Although the notion of eating more seems counterintuitive to anyone trying to lose weight, it has proven to be helpful. All weight-loss journeys will result in plateaus at some point. If they occur deep into the diet and biofeedback indicates that metabolism is fighting the process, this strategy is beneficial.

A solution relied on by physique athletes is refeeding. In these cases, the athlete will take in a calorie count slightly above their maintenance quantity for a day or two, and then return to his or her dieting intake. This influx of calories helps progress by stimulating the metabolic rate, giving it plenty of energy to burn and letting the body know that it has the energy to work with. When using this tactic, be aware that it may cause an increase in weight for a day or two following the spike in calories, but then should yield a loss.

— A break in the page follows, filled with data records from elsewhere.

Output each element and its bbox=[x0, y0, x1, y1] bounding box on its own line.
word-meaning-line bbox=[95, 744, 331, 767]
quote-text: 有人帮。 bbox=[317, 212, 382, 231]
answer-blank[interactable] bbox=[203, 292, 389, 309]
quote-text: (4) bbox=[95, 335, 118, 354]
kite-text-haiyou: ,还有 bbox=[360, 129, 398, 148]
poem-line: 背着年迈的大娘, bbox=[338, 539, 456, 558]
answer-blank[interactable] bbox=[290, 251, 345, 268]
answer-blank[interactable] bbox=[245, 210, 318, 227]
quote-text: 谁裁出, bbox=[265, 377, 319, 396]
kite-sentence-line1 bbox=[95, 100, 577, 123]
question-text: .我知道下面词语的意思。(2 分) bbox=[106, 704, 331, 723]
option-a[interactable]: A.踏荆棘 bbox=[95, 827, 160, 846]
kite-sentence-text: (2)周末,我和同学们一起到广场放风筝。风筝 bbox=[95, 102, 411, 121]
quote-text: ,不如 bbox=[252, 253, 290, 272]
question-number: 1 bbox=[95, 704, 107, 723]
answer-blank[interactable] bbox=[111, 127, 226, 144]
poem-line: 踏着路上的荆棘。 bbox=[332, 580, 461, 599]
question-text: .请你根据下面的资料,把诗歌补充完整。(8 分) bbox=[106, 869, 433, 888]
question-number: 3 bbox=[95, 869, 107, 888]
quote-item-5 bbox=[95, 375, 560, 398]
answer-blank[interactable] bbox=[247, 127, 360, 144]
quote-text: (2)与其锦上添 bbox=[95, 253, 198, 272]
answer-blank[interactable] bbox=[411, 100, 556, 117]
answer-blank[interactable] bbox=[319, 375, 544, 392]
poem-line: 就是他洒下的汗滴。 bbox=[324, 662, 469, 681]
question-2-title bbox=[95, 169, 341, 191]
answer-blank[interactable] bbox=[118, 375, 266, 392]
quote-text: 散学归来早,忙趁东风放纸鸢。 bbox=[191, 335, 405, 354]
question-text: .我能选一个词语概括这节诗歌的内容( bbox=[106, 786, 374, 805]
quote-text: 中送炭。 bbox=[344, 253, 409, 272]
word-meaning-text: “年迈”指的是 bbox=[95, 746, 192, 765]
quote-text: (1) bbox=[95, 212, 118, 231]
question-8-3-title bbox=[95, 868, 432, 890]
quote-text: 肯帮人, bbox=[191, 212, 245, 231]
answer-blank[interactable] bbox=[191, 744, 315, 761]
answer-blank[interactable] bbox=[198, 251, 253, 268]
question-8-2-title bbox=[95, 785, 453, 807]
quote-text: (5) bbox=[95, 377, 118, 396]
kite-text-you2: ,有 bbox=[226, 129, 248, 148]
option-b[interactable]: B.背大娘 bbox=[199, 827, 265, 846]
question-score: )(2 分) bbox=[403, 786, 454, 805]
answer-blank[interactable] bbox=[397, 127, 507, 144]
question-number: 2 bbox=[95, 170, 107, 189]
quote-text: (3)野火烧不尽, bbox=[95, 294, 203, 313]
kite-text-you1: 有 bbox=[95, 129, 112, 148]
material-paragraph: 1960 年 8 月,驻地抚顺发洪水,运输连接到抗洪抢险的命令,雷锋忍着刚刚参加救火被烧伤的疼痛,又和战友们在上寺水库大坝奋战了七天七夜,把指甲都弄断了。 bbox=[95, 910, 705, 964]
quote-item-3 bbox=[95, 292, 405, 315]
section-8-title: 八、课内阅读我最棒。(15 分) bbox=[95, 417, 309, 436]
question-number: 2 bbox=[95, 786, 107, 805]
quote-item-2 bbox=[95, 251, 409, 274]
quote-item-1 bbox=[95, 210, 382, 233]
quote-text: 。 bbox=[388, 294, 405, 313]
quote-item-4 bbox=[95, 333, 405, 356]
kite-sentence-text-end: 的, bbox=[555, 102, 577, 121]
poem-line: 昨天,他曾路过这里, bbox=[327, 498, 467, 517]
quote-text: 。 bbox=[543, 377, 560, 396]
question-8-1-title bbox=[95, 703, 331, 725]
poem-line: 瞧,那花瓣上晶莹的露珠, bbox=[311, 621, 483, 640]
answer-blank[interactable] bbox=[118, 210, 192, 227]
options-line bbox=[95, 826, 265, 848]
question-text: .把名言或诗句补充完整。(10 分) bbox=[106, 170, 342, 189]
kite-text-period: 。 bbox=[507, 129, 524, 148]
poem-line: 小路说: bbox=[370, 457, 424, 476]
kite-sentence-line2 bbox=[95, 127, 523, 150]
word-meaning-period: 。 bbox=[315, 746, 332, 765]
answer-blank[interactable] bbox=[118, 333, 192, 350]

This strategy clearly goes against the basic numbers game of weight loss, but bodybuilders have successfully used it for many years. The additional benefit to this approach is that the calories can work to restore hormone levels and provide a surge of energy for training sessions. Both factors will directly help promote positive progress.

At the base of weight loss, you must always consider the individual. Everyone will respond to nutrition and activity changes differently, making it impossible to predict weight-loss behaviours with a universal formula. Finally, keep in mind that progress is never linear. There will be plateaus and hard sticking points. Read into what your biofeedback is telling you and adjust the plan as needed, rather than simply grinding forward and continually cutting your food. In the case of weight loss, the grey area wins—there are no simple black-and-white solutions or formulas.

Tips for Healthy Weight-Loss

  • Don’t crash diet! Large, rapid calorie decreases may yield sudden results, but they will be short lived and affect your metabolism in a negative way. This is why bodybuilders take four months to lose their weight; it allows for gradual alterations in calories and energy expenditure. This also serves to protect as much muscle mass as po ssible, which is a benefit to your metabolism.
  • Track your caloric intake regularly and monitor your results. Knowing what you’re consuming versus expending will let you know how you’re doing and what changes to make to keep progressing.
  • Drink plenty of water and get enough sleep and recovery time. These factors help regulate many of the body’s systems and balance hormones.
  • If it’s not broken, don’t fix it! If you’re experiencing weight loss, don’t cut macros or increase output. Let the body continue to progress at these levels before you go further into a negative balance.